Our Verizon FiOs box died and I’m without internet (I’m at the library right now) and as I was talking to the guy about going into Philly, Tom messaged me. I then heard my name and my phone ring. It was Tom. Tom caught up to me and said, “if you don’t want to be with me, tell me.”

I said, “I do. I was respecting your wishes.”

“You intimidated me!” He accused me when we were walking back to his house.

“What? I wasn’t intimidating you. I was worried about you.” He handed me a Sunny D and looked at me when I said, “I care about you and when you are depressed, too scared to come out of your room, I want to be there for you.” His face softened and we went upstairs.

I saw his mom and said, “I’m sorry if I’m intruding.”

She was confused and said, “not at all! Welcome!”

Tommy led me into his bedroom, pulled back my newly done hair and said, “I’m sorry. Mom wanted me to wake up earlier and she got on my case about my room being a mess. Your hair looks great.”

“Thank you for coming after me.”

“You think I was just going to let you go back home?” He smiled and kissed me.

We talked some more and we both agreed, we need to pre plan 2 days in advance and if one of us feels blah, we can come over.

We cuddled and talked until we went to dinner. Tommy told me, “I’m so glad we can talk and work through things.”

“We are a team and I’m here for you.”

We both agreed with something I found online – {b}you’re mine, no refunds{/b}.

After dinner, Tommy and I went to Goodwill. He bought a Playstation 2 console, I bought a jar for when my rose is dried.

We then went back to his house and played Playstation for a few hours, then switched to Call of Duty for Xbox. We talked about military history and guns, something else we have in common. He said to me last night, “I’m so glad you came. You cheered me up.”

This morning he called me and I felt a little worried. We are good. He’s just a little overwhelmed. I told him I follow his lead and I follow his pace. He was relieved.

Part of my trauma is being too much, but I don’t think it’s all about me. I know Aspies need to process things and he’s probably anxious. As a friend was saying to me this morning:

Friend:
Misinterpreting social cues that are natural to most of us, is rather typical of someone on the spectrum. So confusing to both of you, am guessing.

You sent
Yep. I learned this: sometimes when they get stressed, they take it out on someone else. His mom yelled at him before I came about his oversleeping and messiness.

Friend sent
I get it.

You sent
Friend, I’m glad he came after me and we did spend time together. I guess with my trauma, I’m so used to not being chased after.

Friend sent
So is he……he is not used to a girlfriend actually caring about him.

You sent
Yes. He told me that he’s not used to any of this.

Friend sent
He is most likely excited and scared and hopeful….just like anyone is in a new relationship.

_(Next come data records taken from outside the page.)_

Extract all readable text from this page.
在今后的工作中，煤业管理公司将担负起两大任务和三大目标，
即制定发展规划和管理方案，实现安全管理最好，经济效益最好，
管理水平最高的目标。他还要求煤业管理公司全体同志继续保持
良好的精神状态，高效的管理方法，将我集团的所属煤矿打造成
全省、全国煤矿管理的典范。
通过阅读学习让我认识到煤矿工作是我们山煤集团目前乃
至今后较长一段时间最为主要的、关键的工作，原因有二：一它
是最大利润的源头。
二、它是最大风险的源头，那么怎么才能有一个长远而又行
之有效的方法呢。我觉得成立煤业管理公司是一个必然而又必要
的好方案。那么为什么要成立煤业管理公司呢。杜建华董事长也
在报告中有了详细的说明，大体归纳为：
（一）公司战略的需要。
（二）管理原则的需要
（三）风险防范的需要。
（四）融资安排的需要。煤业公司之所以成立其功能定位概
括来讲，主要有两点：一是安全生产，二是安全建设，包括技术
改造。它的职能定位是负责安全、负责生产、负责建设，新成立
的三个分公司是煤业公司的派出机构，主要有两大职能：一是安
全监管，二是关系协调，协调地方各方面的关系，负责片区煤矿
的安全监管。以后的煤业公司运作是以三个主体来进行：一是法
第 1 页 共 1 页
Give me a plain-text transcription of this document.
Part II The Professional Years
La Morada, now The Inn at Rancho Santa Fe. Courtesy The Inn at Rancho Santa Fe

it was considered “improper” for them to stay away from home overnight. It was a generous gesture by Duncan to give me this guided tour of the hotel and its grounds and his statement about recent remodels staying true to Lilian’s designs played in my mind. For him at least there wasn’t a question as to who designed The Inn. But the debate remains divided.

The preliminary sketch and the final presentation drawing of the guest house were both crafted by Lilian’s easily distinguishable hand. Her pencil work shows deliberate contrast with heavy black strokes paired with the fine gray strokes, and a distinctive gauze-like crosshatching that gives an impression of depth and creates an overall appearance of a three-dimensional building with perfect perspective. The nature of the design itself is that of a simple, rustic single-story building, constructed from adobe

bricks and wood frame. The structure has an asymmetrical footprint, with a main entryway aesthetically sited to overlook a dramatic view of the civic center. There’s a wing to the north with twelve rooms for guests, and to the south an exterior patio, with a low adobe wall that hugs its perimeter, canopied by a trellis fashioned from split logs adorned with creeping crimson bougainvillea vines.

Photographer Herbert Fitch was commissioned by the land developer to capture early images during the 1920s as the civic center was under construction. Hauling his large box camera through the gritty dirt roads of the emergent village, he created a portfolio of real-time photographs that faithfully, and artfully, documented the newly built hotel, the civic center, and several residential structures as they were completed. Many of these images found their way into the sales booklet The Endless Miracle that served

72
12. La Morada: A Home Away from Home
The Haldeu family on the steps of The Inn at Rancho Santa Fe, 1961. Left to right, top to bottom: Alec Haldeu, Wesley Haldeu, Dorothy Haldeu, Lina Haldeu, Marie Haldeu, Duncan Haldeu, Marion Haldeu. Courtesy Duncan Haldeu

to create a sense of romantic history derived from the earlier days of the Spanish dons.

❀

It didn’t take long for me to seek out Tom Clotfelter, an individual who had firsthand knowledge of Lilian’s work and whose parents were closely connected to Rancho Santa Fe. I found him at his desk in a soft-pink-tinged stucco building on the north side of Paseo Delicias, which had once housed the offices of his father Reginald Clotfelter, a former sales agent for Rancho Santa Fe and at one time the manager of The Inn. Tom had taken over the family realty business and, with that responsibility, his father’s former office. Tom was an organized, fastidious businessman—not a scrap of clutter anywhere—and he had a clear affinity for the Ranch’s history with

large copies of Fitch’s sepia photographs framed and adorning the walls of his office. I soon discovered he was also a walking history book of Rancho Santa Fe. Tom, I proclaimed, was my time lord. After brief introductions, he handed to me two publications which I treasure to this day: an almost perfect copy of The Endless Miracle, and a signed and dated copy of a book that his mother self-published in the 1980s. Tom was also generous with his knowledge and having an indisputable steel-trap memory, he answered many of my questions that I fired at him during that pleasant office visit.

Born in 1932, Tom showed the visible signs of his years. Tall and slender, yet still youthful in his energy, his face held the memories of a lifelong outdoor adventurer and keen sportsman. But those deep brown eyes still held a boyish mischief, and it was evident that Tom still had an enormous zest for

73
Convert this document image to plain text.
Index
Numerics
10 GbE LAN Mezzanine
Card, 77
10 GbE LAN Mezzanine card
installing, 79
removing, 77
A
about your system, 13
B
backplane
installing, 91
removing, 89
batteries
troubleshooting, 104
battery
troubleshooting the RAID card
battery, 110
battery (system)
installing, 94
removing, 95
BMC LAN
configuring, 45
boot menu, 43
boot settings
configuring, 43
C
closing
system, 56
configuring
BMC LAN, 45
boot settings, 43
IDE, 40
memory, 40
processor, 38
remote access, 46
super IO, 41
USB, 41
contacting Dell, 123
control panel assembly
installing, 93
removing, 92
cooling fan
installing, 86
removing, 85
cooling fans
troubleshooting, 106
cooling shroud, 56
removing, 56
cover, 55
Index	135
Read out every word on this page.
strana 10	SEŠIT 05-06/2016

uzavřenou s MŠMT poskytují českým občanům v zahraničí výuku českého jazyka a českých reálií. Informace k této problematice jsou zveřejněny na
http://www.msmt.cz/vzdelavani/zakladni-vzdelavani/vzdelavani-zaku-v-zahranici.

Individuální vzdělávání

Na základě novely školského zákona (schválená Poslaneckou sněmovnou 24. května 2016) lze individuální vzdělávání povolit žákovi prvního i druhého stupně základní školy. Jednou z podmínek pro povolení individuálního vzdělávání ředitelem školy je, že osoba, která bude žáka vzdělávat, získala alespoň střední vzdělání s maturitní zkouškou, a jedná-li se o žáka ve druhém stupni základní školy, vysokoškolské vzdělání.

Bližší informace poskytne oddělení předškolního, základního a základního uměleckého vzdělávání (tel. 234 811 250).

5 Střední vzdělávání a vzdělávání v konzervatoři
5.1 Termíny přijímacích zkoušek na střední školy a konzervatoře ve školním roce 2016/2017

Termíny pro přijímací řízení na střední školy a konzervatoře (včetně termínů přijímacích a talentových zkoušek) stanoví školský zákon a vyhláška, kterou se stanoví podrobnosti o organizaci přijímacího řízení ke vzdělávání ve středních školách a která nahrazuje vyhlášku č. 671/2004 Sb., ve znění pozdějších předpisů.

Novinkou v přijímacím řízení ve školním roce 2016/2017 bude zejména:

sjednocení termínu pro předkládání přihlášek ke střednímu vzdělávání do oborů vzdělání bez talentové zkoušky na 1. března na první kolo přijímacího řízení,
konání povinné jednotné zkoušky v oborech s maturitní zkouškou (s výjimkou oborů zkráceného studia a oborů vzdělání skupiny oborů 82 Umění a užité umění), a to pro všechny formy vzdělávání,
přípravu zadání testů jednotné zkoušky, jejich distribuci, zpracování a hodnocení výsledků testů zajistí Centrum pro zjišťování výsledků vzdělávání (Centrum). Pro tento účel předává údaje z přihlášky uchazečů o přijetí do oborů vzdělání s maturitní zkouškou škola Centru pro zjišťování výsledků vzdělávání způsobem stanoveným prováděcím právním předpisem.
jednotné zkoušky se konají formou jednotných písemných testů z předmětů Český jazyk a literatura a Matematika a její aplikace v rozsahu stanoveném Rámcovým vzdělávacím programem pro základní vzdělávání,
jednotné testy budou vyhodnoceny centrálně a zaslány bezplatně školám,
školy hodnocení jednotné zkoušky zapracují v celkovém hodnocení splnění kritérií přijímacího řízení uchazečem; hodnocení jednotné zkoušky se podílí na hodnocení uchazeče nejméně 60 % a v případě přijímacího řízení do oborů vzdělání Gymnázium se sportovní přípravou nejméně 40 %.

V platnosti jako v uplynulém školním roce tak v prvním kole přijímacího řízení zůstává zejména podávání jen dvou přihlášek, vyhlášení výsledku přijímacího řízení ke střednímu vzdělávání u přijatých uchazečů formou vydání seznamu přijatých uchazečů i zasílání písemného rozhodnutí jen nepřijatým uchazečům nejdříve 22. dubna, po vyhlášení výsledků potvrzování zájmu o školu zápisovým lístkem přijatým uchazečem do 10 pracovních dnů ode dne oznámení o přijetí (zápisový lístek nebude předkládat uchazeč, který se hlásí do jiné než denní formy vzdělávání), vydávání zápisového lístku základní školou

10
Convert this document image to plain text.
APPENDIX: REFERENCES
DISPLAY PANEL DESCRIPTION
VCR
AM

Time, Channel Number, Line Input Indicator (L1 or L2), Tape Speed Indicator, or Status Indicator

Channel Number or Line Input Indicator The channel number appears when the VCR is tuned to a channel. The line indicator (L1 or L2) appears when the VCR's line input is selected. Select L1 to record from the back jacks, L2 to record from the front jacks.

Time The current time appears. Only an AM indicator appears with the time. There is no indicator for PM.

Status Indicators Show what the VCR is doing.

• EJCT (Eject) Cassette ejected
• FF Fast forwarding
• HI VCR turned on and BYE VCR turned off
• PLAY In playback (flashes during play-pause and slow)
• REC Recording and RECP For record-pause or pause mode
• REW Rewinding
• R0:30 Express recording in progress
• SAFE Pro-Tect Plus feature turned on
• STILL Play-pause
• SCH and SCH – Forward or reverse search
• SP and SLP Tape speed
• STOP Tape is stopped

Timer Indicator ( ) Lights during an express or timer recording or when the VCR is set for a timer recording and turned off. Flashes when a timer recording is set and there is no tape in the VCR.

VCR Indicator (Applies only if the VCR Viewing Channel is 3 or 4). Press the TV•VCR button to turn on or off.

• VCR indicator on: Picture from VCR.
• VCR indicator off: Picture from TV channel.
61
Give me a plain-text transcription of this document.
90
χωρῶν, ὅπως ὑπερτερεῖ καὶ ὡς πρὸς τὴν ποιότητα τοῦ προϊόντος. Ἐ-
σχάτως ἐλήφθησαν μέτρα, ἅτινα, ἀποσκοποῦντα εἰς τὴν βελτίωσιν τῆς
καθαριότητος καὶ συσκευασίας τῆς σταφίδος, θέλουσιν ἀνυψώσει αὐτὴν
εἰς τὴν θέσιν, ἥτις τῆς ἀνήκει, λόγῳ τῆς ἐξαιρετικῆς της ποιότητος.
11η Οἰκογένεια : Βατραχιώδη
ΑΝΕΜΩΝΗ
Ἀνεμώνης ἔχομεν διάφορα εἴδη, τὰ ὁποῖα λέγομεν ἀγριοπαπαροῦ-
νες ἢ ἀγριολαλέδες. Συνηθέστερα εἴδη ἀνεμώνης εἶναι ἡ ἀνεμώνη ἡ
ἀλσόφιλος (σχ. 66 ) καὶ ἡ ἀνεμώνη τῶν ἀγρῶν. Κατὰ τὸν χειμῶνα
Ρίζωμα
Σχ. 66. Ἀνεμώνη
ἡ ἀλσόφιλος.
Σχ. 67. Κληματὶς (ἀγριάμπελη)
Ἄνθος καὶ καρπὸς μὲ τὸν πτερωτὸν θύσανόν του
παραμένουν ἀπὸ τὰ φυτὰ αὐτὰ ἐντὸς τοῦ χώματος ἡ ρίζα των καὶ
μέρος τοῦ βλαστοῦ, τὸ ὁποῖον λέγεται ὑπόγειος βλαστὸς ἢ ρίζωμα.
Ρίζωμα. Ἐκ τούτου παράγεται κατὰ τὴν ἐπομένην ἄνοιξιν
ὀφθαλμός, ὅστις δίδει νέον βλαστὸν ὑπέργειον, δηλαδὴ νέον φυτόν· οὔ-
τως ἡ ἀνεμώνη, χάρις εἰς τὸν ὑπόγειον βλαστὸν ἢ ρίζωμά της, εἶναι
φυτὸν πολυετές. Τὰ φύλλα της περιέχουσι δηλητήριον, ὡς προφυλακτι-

I know sometimes I’m too much and I worried about what I did yesterday as being too much. However, it’s not always about me. He’s navigating his feelings too. Sometimes intense emotions overwhelm Aspies, but they overwhelm neurotypicals too.

My guess is, some of it probably anxiety about that. This isn’t my first rodeo with him, especially when it comes to him saying he wants to dial back. I follow his lead and it’ll be okay. The truth is, I’m just as nervous and excited as he is. We can do this together.